Commentary | Education

Lessons—A City Rebels Against State Standards

These pieces originally appeared as a weekly column entitled “Lessons” in The New York Times between 1999 and 2003.

[THIS ARTICLE FIRST APPEARED IN THE NEW YORK TIMES ON JUNE 21, 2000]

A City Rebels Against State Standards

By Richard Rothstein

Although “local control” means little for huge districts like New York City’s, most American schools are run by elected boards that are expected to reflect community goals. But if states set standards, as they are now doing, the most important role of local boards disappears.

In Pasadena, Calif., a school board has bucked the trend, voting defiantly last week to adopt its own science standards rather than the state’s.

Local control has its downside. Boards may set low standards, or learning may take a back seat to job protection. But local control also has benefits. Districts can pioneer better methods that get copied nationwide.

Schools benefit if a state-imposed curriculum is wise. But they can suffer if standards are flawed or unsuited to local need.

Pasadena’s vote is noteworthy because experts often depict American science education as a mile wide and an inch deep, with students memorizing disconnected facts. While standards in some states address that concern, those in others do not. California, for example, now expects third graders to know that matter consists of more than 100 types of atoms listed on the periodic table, and that energy comes from the sun as light.

Eight-year-olds can “know” facts like these, but few can understand them. Yet California considers the standards high, because pupils could not previously regurgitate such information.

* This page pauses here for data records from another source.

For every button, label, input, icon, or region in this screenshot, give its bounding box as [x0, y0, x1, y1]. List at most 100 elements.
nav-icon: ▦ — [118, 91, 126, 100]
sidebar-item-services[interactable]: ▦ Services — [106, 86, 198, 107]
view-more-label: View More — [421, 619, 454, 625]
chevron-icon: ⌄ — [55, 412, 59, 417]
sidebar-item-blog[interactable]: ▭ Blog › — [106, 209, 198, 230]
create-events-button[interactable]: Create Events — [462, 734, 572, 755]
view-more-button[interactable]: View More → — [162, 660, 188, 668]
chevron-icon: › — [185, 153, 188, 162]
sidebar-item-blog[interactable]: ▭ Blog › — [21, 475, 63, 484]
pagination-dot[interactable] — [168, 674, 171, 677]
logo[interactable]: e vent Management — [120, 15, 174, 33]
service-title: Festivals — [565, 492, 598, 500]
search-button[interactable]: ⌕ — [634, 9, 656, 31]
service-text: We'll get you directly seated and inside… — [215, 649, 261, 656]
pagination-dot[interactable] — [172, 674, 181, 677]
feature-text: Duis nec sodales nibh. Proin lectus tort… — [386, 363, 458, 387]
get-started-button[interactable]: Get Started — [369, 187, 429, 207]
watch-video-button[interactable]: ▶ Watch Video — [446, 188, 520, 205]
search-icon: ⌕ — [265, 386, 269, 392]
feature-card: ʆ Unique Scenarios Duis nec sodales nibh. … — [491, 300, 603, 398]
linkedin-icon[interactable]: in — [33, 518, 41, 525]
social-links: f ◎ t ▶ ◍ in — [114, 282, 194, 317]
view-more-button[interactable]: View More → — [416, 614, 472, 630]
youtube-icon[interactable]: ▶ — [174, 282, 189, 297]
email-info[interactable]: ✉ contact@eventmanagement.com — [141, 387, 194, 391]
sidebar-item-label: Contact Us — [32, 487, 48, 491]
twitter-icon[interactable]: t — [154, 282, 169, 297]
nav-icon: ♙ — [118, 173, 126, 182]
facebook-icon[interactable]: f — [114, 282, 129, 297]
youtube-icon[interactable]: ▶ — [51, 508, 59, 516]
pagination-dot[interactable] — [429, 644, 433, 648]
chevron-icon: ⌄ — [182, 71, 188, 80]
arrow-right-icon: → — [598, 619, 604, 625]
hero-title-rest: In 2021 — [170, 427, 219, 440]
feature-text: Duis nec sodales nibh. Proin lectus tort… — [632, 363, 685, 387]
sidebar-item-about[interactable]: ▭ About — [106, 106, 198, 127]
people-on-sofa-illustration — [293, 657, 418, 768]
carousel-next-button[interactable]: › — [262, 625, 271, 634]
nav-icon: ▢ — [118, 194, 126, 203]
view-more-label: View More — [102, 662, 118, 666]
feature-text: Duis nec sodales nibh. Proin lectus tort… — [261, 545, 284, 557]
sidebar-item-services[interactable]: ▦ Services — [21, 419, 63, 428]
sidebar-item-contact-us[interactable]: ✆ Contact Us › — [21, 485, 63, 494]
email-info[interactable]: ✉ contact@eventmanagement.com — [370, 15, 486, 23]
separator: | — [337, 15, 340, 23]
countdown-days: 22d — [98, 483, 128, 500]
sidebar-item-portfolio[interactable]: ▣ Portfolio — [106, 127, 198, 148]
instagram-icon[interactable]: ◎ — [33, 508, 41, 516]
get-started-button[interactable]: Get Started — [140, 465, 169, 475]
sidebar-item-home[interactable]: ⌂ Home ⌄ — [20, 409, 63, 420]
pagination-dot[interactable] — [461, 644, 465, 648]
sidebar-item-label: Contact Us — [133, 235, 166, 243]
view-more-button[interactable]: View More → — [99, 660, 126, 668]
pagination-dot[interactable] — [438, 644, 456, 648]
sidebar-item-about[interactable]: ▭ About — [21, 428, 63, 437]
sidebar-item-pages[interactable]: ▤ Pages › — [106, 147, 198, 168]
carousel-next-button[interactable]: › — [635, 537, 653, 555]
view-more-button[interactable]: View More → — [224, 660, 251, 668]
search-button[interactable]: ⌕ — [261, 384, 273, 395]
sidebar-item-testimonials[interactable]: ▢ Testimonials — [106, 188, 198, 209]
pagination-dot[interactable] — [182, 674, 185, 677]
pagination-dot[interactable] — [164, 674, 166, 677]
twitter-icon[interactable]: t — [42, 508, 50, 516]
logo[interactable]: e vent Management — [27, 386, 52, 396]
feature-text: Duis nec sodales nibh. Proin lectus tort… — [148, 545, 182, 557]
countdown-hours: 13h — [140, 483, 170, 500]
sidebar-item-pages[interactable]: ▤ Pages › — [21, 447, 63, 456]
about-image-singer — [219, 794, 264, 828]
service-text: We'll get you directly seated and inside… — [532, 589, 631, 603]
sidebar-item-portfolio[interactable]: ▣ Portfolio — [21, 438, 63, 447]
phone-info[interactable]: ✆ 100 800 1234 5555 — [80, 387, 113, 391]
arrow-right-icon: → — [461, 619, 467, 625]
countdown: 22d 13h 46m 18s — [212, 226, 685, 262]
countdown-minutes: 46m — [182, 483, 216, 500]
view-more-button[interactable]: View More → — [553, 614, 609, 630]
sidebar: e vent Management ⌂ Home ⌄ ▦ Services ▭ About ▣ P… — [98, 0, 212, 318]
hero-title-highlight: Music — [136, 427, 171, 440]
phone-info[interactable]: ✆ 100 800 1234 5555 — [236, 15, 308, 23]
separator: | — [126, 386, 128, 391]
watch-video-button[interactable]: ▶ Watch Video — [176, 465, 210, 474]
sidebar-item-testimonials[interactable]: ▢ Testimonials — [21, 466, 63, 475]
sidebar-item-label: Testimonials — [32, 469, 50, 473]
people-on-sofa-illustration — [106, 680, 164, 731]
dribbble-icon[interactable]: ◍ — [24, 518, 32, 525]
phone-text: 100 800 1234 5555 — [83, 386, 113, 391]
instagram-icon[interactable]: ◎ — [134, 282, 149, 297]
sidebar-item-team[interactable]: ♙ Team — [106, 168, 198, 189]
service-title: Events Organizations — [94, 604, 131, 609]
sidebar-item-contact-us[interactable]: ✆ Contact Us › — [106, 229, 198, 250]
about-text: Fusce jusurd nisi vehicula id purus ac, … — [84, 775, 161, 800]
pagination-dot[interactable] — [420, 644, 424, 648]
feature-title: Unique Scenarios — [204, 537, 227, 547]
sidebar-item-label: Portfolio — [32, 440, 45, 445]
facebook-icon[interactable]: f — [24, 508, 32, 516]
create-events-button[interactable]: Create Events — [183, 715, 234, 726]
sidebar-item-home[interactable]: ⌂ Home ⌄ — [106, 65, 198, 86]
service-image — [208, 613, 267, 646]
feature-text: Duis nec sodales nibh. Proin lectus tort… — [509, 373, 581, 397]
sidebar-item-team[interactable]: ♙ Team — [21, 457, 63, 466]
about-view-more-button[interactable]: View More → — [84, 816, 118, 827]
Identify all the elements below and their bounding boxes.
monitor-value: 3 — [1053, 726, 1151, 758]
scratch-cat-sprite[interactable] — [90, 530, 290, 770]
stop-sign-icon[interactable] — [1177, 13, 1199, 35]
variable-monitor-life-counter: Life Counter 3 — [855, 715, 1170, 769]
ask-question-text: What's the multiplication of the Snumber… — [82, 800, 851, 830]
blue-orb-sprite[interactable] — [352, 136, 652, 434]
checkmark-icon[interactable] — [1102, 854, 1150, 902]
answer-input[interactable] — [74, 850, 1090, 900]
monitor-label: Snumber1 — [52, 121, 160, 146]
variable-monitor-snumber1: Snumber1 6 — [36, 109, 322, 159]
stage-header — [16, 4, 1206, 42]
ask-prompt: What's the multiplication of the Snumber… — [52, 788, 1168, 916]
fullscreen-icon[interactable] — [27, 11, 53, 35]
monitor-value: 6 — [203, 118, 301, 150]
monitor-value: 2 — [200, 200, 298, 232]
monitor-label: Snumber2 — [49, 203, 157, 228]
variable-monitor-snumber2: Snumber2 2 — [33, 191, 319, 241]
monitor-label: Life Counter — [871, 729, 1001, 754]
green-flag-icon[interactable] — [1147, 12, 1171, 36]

Pasadena is a Los Angeles suburb with mostly minority and poor students. But it is also home to the California Institute of Technology, where 15 years ago the faculty began to develop for the district a curriculum that teaches children to “think like scientists” rather than memorize facts they don’t understand.

Discarding textbooks, Pasadena uses kits of material for experiments. While one fifth-grade class creates electric circuits to light a bulb, another investigates crayfish. These lead to teaching about conductivity and anatomy. Students write their observations and hypotheses, and describe their experiments in journals.

The Pasadena schools superintendent, Vera J. Vignes, says science is best taught by engaging pupils’ natural curiosity with “hands-on” activity. They can then relate this experience to the underlying concepts.

The curriculum is nationally admired. Urging Pasadena to maintain its approach even if it differs from state standards, Dr. Bruce Alberts, president of the National Academy of Sciences, contrasted Caltech’s methods with usual teaching that asks only for word recognition that is easy to test on multiple-choice or fill-in-the-blank exams.

And in “Teaching the New Basic Skills” (Free Press, 1996), Richard J. Murnane and Frank Levy praise Pasadena as teaching true scientific method. At the meeting last week where the school board adopted its own science standards, students and teachers testified of coming to love and learn science from “inquiry-based” lessons, and parents described how children linked writing, math and science.

Yet the school board’s vote invites trouble. Pasadena may do poorly on science tests now being developed by the state, and suffer sanctions as a result. Certainly students could excel on topics they understand from collecting data and testing hypotheses. But because Pasadena emphasizes depth, not breadth, there may be topics where students have little experience, and here they could do worse than others in California.

The district now plans its own assessments, including student presentations, written accounts of experiments and multiple-choice tests, that can show whether claims made for kit-based instruction have merit. Although the highly acclaimed program is over a decade old, there are as yet no external measures of the understanding that pupils gain — a strange lapse for dissident educators challenging state standards.

Mary Dee Romney, a community activist and school board opponent, said she found it astounding that Caltech had not assessed the program objectively. “It is counterintuitive to the very nature of science,” she said.

Now, as the district moves to develop its own evaluations, it must convince the community that these should carry more weight than state exams. If students do better on district assessments than on California’s standardized tests, the board may have to mobilize political support to continue the program.

Thus, Dr. Vignes says, the district is now planning outreach activities, like science fairs where parents will be judges. “We have a lot of work to do with parents,” she acknowledges.

Pasadena’s challenge to the state is complex. While California standards could harm Pasadena instruction, elsewhere state standards could improve what previously passed for science teaching. It’s probably better to memorize correct facts than wrong ones.

But Pasadena is not the only innovative district that believes state standards limit learning. If other districts also rebel, they could challenge the faulty notion that combining local control, high standards and more state accountability is an easy matter.